In the years 1994–2010, fourteen events were recorded. Between 20 June 2011 and 28 August 2011, a further seventeen events were identified, during which twenty-one horses died.

It is not clear why there was a sudden increase in the number of spillover events between June and August 2011. Typically HeV spillover events are more common between May and October. This time is sometimes called "Hendra Season", which is a time when there are large numbers of fruit bats of all species congregated in SE Queensland's valuable winter foraging habitat. The weather (warm and humid) is favourable to the survival of henipavirus in the environment.

It is possible flooding in SE Queensland and Northern NSW in December 2010 and January 2011 may have affected the health of the fruit bats. Urine sampling in flying fox camps indicate that a larger proportion of flying foxes than usual are shedding live virus. Biosecurity Queensland's ongoing surveillance usually shows 7% of the animals are shedding live virus. In June and July nearly 30% animals have been reported to be shedding live virus. Present advice is that these events are not being driven by any mutation in HeV itself.

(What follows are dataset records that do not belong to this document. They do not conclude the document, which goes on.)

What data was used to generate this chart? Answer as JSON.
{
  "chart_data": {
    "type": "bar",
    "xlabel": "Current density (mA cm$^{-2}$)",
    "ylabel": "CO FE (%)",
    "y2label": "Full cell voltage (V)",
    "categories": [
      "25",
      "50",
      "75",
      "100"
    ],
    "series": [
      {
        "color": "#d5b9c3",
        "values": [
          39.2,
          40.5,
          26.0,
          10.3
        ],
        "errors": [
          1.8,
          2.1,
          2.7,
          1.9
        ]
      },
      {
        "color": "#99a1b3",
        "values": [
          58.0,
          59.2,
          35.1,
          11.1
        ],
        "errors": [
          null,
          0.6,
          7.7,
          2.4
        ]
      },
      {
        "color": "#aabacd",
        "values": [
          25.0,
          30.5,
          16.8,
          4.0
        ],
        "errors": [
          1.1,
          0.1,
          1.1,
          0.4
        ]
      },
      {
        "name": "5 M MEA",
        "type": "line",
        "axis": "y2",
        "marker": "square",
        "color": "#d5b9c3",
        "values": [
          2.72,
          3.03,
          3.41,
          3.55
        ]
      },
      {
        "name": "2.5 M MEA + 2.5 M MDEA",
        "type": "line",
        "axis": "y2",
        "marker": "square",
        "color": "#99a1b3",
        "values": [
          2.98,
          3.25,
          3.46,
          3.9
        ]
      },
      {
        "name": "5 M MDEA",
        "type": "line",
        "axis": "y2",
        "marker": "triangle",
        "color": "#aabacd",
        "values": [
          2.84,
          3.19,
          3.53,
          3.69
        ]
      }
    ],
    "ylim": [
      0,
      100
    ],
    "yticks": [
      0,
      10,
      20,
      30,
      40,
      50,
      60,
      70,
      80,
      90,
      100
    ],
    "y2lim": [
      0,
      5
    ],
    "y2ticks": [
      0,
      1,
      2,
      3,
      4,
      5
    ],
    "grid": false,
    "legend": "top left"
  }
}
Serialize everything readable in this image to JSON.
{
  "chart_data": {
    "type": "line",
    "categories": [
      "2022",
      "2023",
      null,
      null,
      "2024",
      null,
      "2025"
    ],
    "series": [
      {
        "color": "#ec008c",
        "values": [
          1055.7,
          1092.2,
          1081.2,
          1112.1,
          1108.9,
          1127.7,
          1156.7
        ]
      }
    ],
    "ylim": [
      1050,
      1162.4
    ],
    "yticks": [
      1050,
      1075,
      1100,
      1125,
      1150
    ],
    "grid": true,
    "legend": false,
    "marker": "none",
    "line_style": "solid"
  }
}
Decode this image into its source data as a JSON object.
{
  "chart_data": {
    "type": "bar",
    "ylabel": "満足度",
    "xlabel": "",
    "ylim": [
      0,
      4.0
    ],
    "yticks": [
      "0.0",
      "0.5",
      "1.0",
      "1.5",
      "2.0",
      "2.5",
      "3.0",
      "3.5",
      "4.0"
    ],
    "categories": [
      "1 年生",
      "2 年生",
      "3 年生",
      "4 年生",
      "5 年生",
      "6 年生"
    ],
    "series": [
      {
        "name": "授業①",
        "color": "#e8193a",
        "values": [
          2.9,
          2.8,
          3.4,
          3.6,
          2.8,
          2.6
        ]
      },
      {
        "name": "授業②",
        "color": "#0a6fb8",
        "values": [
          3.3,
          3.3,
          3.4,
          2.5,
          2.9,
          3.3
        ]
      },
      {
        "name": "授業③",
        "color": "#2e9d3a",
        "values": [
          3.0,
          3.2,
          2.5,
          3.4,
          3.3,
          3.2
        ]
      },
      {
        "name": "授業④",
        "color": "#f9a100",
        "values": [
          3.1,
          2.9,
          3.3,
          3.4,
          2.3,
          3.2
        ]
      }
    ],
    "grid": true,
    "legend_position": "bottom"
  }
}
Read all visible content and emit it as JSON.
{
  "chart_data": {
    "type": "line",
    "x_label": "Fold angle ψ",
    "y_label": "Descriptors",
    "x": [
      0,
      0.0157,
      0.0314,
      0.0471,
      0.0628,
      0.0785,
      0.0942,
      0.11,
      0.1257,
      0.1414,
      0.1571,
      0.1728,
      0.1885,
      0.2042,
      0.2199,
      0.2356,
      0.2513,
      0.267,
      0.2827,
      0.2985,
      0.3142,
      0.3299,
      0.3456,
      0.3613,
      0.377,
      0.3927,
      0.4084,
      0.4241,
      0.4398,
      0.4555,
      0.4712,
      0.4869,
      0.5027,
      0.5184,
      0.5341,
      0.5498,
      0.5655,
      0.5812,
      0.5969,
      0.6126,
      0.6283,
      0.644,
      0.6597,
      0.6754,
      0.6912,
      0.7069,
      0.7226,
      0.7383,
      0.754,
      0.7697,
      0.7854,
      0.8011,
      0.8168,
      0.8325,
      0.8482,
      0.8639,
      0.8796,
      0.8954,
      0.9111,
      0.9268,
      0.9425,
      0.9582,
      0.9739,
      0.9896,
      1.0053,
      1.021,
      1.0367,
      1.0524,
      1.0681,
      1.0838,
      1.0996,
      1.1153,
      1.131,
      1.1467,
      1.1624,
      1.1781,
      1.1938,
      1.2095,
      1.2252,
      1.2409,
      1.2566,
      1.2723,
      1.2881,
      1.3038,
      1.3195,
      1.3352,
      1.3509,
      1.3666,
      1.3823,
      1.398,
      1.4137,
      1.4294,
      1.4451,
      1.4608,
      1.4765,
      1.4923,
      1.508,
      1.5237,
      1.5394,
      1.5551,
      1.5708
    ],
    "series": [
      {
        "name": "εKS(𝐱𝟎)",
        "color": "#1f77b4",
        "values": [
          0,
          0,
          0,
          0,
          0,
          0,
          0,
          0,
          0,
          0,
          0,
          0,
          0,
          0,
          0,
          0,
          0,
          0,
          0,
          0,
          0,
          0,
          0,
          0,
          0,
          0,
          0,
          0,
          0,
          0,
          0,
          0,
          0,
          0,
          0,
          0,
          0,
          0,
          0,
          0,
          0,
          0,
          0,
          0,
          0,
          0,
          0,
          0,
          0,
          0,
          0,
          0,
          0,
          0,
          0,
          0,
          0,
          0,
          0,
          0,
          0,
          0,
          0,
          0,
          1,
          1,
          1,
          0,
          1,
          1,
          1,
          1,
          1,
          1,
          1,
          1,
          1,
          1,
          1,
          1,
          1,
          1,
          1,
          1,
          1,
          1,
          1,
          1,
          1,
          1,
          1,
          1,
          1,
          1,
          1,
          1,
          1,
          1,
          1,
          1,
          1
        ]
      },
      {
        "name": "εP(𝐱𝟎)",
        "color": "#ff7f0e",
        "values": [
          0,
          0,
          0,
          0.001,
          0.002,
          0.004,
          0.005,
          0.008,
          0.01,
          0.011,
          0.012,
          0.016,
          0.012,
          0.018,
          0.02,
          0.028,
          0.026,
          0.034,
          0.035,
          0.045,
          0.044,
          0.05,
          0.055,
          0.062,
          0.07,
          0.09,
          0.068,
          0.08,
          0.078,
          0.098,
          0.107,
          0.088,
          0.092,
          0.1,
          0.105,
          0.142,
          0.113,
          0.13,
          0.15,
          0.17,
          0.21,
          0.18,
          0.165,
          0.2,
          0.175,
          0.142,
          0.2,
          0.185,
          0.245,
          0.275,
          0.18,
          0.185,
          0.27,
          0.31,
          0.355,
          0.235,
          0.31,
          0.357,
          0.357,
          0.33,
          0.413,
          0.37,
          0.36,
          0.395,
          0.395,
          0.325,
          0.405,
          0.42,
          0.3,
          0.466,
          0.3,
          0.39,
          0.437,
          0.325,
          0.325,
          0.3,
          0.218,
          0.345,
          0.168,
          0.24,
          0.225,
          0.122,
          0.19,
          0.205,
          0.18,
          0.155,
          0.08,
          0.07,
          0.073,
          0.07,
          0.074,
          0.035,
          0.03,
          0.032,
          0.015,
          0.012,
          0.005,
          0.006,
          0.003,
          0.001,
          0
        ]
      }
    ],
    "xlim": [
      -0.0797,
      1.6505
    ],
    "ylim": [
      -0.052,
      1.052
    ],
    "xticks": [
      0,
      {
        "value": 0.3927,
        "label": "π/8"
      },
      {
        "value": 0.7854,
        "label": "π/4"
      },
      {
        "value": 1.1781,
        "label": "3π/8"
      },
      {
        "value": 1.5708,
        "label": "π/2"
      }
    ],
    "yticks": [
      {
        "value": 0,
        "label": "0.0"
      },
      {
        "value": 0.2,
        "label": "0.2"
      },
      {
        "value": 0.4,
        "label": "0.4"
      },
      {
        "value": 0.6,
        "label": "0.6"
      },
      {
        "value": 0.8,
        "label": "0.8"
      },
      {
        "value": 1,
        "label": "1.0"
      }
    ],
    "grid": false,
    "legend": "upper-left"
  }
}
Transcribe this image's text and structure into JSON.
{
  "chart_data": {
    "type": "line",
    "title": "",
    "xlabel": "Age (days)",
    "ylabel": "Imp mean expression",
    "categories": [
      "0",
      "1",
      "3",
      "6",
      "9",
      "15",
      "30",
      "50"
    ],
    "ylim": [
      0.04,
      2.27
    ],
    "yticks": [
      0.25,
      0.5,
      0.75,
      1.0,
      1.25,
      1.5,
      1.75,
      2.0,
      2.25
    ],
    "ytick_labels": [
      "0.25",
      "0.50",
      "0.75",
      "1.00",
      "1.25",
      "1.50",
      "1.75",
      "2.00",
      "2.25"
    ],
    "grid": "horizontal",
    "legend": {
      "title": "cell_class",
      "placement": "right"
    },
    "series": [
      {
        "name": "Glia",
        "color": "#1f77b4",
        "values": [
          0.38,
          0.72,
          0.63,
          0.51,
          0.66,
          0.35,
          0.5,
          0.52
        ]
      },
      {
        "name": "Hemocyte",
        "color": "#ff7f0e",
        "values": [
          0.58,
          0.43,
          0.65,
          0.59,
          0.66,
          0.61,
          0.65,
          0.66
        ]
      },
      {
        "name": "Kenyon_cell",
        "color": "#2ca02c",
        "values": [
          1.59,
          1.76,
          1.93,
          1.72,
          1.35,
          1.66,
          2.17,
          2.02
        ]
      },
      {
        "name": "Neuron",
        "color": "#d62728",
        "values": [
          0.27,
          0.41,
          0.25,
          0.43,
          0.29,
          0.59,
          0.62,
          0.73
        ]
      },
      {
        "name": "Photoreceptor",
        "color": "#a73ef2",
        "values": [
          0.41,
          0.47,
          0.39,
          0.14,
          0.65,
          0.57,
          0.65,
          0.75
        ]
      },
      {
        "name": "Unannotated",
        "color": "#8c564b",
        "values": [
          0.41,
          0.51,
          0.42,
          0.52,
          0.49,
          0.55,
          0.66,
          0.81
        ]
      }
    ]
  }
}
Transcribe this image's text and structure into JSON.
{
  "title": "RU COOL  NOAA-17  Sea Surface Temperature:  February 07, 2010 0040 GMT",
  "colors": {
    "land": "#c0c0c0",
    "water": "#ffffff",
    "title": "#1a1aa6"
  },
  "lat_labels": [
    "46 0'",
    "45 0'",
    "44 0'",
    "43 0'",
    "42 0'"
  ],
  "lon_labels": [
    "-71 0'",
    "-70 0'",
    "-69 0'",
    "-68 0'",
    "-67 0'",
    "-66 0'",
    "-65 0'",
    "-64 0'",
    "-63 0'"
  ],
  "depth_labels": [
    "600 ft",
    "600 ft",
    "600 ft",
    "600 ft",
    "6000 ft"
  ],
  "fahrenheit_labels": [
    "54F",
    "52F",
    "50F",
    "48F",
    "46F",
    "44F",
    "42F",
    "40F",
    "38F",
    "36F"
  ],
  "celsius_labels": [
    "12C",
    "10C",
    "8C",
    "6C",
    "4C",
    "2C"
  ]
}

Other suggestions include that an increase in testing has led to an increase in detection. As the actual mode of transmission between bats and horses has not been determined, it is not clear what, if any, factors can increase the chance of infection in horses.

Following the confirmation of a dog with HeV antibodies, on 27 July 2011, the Queensland and NSW governments will boost research funding into the Hendra virus by $6 million to be spent by 2014–2015. This money will be used for research into ecological drivers of infection in the bats and the mechanism of virus transmission between bats and other species. A further 6 million dollars was allocated by the federal government with the funds being split, half for human health investigations and half for animal health and biodiversity research.